通过hash值的取模运算，求出dirId和subDirId。然后，在从subDirs中找到subDir，如果subDir不存在，则创建一个新subDir。最后，以subDir为路径，blockId的name属性为文件名，新建该文件。文件创建完之后，那么Spark就会在DiskStore中向文件写与之映射的block：

override def putBytes(blockId: BlockId, _bytes: ByteBuffer, level: StorageLevel): PutResult = {

val bytes = _bytes.duplicate()

logDebug(s"Attempting to put block $blockId")

val startTime = System.currentTimeMillis

val file = diskManager.getFile(blockId)

val channel = new FileOutputStream(file).getChannel

Utils.tryWithSafeFinally {

while (bytes.remaining > 0) {

channel.write(bytes)

}

} {

channel.close()

}

val finishTime = System.currentTimeMillis

logDebug("Block %s stored as %s file on disk in %d ms".format(

file.getName, Utils.bytesToString(bytes.limit), finishTime - startTime))

PutResult(bytes.limit(), Right(bytes.duplicate()))

}

读取过程就简单了，DiskStore根据blockId读取与之映射的file内容，当然，这中间需要从DiskBlockManager中得到文件信息。

private def getBytes(file: File, offset: Long, length: Long): Option[ByteBuffer] = {

val channel = new RandomAccessFile(file, "r").getChannel

Utils.tryWithSafeFinally {

// For small files, directly read rather than memory map

if (length < minMemoryMapBytes) {

val buf = ByteBuffer.allocate(length.toInt)

channel.position(offset)

while (buf.remaining() != 0) {

if (channel.read(buf) == -1) {

throw new IOException("Reached EOF before filling buffer\n" +

s"offset=$offset\nfile=${file.getAbsolutePath}\nbuf.remaining=${buf.remaining}")

}

buf.flip()

Some(buf)

} else {

Some(channel.map(MapMode.READ_ONLY, offset, length))

}

} {

channel.close()

}

override def getBytes(blockId: BlockId): Option[ByteBuffer] = {

val file = diskManager.getFile(blockId.name)

getBytes(file, 0, file.length)

}

1.4.2Memory Store

相对Disk Store，Memory Store就显得容易很多。Memory Store用一个LinkedHashMap来管理，其中Key是blockId，Value是MemoryEntry样例类，MemoryEntry存储着数据信息。

private case class MemoryEntry(value: Any, size: Long, deserialized: Boolean)

private val entries = new LinkedHashMap[BlockId, MemoryEntry](32, 0.75f, true)

在MemoryStore中存储block的前提是当前内存有足够的空间存放。通过对tryToPut函数的调用对内存空间进行判断。

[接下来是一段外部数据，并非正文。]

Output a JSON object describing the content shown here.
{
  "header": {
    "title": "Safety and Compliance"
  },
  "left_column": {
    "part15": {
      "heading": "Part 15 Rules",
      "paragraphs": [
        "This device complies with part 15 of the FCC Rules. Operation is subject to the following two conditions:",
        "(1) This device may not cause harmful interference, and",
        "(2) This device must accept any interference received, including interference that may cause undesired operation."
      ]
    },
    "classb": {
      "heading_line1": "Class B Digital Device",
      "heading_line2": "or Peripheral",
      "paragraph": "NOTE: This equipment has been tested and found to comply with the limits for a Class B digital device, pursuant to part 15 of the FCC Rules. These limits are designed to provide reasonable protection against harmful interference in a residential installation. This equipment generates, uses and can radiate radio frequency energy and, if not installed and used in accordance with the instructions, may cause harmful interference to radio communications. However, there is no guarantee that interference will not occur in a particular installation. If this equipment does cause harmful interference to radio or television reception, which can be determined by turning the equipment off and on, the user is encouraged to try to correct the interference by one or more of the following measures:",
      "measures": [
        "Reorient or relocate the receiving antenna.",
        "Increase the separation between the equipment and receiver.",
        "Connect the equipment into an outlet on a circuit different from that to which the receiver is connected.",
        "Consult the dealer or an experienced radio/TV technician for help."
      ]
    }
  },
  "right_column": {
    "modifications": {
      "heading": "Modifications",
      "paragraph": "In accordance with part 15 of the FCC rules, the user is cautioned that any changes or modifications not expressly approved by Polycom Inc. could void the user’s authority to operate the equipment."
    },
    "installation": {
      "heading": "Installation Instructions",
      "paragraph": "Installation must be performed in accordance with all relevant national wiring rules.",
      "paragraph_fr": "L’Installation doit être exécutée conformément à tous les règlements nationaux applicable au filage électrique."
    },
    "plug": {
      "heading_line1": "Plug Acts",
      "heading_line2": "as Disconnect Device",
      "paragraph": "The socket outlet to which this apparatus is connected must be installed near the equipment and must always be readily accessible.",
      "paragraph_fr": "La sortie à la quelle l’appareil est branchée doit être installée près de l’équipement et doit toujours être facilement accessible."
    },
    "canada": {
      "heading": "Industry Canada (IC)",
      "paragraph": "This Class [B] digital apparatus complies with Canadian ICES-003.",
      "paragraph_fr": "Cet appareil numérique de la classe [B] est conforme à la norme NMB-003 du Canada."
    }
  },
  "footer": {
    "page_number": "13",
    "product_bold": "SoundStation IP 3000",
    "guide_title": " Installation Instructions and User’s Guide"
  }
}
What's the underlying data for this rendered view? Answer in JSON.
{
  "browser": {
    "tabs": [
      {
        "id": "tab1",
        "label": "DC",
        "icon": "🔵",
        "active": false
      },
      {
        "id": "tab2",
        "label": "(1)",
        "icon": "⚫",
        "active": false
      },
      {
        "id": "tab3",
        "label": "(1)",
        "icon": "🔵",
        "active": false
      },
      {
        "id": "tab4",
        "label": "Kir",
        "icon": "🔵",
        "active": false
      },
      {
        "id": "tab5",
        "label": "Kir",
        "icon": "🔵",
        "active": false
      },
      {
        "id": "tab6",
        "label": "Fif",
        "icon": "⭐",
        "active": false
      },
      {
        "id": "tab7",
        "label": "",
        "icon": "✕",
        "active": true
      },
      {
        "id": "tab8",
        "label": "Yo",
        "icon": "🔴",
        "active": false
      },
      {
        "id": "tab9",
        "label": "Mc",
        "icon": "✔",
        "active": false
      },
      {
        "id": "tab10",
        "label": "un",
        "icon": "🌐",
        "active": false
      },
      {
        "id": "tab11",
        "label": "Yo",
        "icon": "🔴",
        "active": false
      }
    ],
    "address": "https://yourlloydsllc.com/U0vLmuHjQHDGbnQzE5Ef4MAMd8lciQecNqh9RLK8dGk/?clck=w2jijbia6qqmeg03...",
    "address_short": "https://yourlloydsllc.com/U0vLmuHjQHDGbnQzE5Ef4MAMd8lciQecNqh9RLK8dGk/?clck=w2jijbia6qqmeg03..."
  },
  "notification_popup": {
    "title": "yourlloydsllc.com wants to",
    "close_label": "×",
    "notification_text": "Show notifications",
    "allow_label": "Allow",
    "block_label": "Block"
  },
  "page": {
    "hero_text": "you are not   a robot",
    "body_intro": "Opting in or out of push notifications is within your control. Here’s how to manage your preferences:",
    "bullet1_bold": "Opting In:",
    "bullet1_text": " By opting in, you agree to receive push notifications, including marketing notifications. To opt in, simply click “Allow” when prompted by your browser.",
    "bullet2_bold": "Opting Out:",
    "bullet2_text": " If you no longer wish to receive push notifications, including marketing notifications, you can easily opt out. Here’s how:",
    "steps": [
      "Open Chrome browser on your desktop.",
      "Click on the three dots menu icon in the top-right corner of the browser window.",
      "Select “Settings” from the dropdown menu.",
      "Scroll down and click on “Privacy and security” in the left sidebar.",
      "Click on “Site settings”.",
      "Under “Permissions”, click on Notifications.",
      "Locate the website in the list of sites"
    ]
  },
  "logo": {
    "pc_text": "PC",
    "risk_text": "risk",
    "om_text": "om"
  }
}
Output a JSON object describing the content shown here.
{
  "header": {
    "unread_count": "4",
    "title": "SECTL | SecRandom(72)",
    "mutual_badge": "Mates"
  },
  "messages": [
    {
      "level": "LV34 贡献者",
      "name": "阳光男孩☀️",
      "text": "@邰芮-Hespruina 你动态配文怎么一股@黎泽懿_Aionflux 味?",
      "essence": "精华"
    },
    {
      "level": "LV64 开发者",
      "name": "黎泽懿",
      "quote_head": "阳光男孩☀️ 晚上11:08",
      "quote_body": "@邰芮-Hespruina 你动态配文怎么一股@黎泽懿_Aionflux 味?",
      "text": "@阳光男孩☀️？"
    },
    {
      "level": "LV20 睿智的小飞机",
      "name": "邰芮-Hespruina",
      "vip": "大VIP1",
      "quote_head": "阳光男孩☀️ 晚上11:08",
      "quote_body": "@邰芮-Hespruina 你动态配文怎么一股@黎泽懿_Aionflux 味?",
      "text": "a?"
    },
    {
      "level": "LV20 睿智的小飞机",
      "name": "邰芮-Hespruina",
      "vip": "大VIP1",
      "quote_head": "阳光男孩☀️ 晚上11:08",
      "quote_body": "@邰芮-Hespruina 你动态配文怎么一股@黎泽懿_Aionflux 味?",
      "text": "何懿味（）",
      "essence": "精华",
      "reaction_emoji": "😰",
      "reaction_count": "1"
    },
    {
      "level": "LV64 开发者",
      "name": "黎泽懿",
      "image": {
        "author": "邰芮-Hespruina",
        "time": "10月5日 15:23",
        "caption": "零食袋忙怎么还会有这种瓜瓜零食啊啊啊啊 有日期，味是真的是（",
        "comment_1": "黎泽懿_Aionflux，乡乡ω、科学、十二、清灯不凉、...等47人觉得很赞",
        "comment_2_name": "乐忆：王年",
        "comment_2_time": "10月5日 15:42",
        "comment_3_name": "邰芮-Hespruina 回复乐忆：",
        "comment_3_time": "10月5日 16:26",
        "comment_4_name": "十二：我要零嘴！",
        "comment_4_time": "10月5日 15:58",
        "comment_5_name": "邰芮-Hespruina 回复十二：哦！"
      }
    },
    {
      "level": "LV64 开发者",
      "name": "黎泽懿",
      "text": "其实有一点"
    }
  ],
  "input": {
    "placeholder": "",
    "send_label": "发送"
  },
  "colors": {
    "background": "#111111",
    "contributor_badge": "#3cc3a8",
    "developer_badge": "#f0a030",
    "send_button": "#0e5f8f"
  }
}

def putBytes(blockId: BlockId, size: Long, _bytes: () => ByteBuffer): PutResult = {

// Work on a duplicate - since the original input might be used elsewhere.

lazy val bytes = _bytes().duplicate().rewind().asInstanceOf[ByteBuffer]

val putAttempt = tryToPut(blockId, () => bytes, size, deserialized = false)

val data =

if (putAttempt.success) {

assert(bytes.limit == size)

Right(bytes.duplicate())

} else {

null

}

PutResult(size, data, putAttempt.droppedBlocks)

}

在tryToPut函数中，通过调用enoughFreeSpace函数判断内存空间。如果内存空间足够，那么就把block放到LinkedHashMap中；如果内存不足，那么就告诉BlockManager内存不足，如果允许Disk Store，那么就把该block放到disk上。

private def tryToPut(blockId: BlockId, value: () => Any, size: Long, deserialized: Boolean): ResultWithDroppedBlocks = {

var putSuccess = false

val droppedBlocks = new ArrayBuffer[(BlockId, BlockStatus)]

accountingLock.synchronized {

val freeSpaceResult = ensureFreeSpace(blockId, size)

val enoughFreeSpace = freeSpaceResult.success

droppedBlocks ++= freeSpaceResult.droppedBlocks

if (enoughFreeSpace) {

val entry = new MemoryEntry(value(), size, deserialized)

entries.synchronized {

entries.put(blockId, entry)

currentMemory += size

}

val valuesOrBytes = if (deserialized) "values" else "bytes"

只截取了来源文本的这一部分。